Is Austrian incest suspect a murderer too?
AMSTETTEN, Austria (AP) - April 30, 2008 Alois Lissl, the chief of police of Upper Austria province, told
The Associated Press that although no evidence had surfaced so far,
police have widened their investigation into the unsolved murder 22
years ago to include the incest suspect.
The bound body of 17-year-old Martina Posch was found on a shore
of the Upper Austrian lake of Mondsee in 1986. Josef Fritzl's wife
owned part of an inn and camping ground on the other side of the
lake at that time.
Fritzl would be asked for an alibi because the property owned by
his wife could mean he was in the area when Posch was killed, Lissl
said.
"We are looking at the case from a third angle," he said of
the new direction the investigation has taken.

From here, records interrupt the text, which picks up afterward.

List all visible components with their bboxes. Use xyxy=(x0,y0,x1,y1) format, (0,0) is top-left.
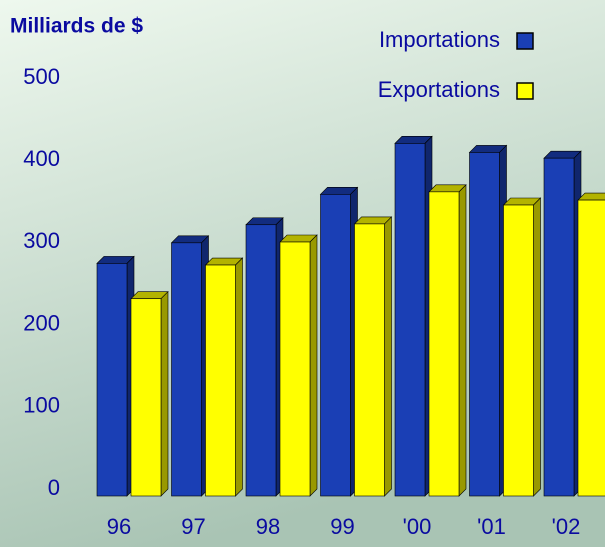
bar xyxy=(577,192,605,497)
bar xyxy=(543,150,582,497)
bar xyxy=(170,235,210,497)
y-tick-label: 400 xyxy=(23,146,60,171)
bar-front xyxy=(130,298,162,497)
bar-side xyxy=(533,197,541,497)
bar-front xyxy=(171,242,202,497)
bar-front xyxy=(279,241,311,497)
bar-side xyxy=(458,184,467,497)
bar-front xyxy=(320,194,351,497)
x-tick-label: 96 xyxy=(107,514,131,539)
bar xyxy=(130,290,169,497)
bar-front xyxy=(205,264,236,497)
bar-side xyxy=(235,257,243,497)
bar xyxy=(468,144,508,497)
bar xyxy=(319,186,359,497)
bar-front xyxy=(428,191,460,497)
y-tick-label: 0 xyxy=(48,475,60,500)
x-tick-label: '00 xyxy=(403,514,432,539)
chart-title: Milliards de $ xyxy=(10,15,143,38)
bar-side xyxy=(384,216,392,497)
x-tick-label: '01 xyxy=(477,514,506,539)
y-tick-label: 200 xyxy=(23,310,60,335)
y-tick-label: 100 xyxy=(23,393,60,418)
bar-side xyxy=(309,234,318,497)
x-tick-label: 98 xyxy=(256,514,280,539)
bar-front xyxy=(543,157,575,497)
y-tick-label: 500 xyxy=(23,64,60,89)
bar-front xyxy=(577,199,605,497)
bar xyxy=(245,217,284,497)
bar-front xyxy=(245,224,277,497)
bar-front xyxy=(469,152,500,497)
bar-front xyxy=(354,223,385,497)
legend-swatch xyxy=(516,82,534,100)
bar xyxy=(428,184,467,497)
bar xyxy=(394,135,433,497)
bar-side xyxy=(160,290,169,497)
bar xyxy=(353,216,393,497)
bar-front xyxy=(96,263,128,497)
legend-label: Exportations xyxy=(378,77,500,102)
bar-front xyxy=(503,204,534,497)
bar xyxy=(279,234,318,497)
bar xyxy=(502,197,542,497)
legend-swatch xyxy=(516,32,534,50)
x-tick-label: 99 xyxy=(330,514,354,539)
x-tick-label: '02 xyxy=(552,514,581,539)
y-tick-label: 300 xyxy=(23,228,60,253)
legend-label: Importations xyxy=(379,27,500,52)
x-tick-label: 97 xyxy=(181,514,205,539)
bar-front xyxy=(394,143,426,497)
bar xyxy=(96,255,135,497)
bar xyxy=(204,257,244,497)
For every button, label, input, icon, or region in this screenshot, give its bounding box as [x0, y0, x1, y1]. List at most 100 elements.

Fritzl, 73, confessed Monday to imprisoning his daughter
Elisabeth for 24 years in a warren of soundproofed cellar rooms,
sexually abusing her, fathering seven children with her and
discarding the body of an one, who died in infancy, in a furnace.
On Tuesday, tests confirmed that the retired electrician is the
biological father of his daughter's six surviving children.
Three of the children were locked in the underground labyrinth
with their mother for years.
The case started unfolding on April 19 when one of the children
held captive was found unconscious and was taken to a hospital.
After receiving a tip, police picked up Elisabeth and her father on
Saturday. Fritzl freed the captive children the same day.
Authorities say Fritzl led his wife to believe that Elisabeth
had run away to join a religious cult when she disappeared.